- Apache County, Arizona United States

Information
- Type: Boarding School
- Website: www.hpbs-az.org

= Hunters Point Boarding School =

Tribal school in Apache County, Arizona

Hunters Point Boarding School, Inc. (HPBS, Tse’Na’shchiiO’lta’) is a boarding elementary school, operated by the Navajo tribe, in unincorporated Apache County, Arizona, with a St Michaels address. It is operated in partnership with the Bureau of Indian Education (BIE). A school board manages the school, which is funded with money from the federal government.
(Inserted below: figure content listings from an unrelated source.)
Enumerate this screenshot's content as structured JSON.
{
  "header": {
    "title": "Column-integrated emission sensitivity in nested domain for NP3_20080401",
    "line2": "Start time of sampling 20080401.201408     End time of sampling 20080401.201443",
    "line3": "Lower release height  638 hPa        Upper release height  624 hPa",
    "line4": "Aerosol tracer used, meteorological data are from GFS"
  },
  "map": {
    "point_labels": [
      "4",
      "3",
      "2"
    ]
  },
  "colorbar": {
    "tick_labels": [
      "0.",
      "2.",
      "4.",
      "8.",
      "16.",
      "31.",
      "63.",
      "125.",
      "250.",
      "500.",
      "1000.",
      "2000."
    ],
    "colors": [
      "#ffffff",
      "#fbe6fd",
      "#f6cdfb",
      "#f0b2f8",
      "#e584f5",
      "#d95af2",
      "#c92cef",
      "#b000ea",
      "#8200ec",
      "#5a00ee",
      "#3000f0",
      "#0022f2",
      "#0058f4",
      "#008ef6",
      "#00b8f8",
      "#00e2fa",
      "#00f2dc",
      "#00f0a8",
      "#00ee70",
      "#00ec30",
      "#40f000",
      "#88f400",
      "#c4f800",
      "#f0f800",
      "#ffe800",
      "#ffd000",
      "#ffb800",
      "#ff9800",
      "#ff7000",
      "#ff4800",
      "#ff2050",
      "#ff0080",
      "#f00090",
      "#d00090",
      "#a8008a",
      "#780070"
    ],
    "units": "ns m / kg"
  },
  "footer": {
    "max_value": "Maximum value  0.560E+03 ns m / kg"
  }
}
It serves kindergarten through grade five. It includes a dormitory which houses students on weekdays; students visit their houses on weekends. In 2021 the administration of the school stated that its financial situation is tight which means the school has to be careful about how it spends its money. According to Alden Woods of the Arizona Republic, "Hunters Point Boarding School represents the challenges and opportunities facing BIE schools across the country."

==History==
Since March 2020, in the COVID-19 pandemic in Arizona, the school operated fully virtually.

==Academic performance==
In 2021 the BIE ranked HPBS on a list of schools that are not adequately performing.

==Campus==
Its current buildings opened in the 1960s. Felicia Fonseca of the Associated Press described the facility as "small" and "aging".

The campus has housing for its teachers. Genevieve Jackson, the president of the HPBS school board, described the buildings as being in poor condition.

==Student body==
Jackson stated that the students often are from low income and/or single parent households.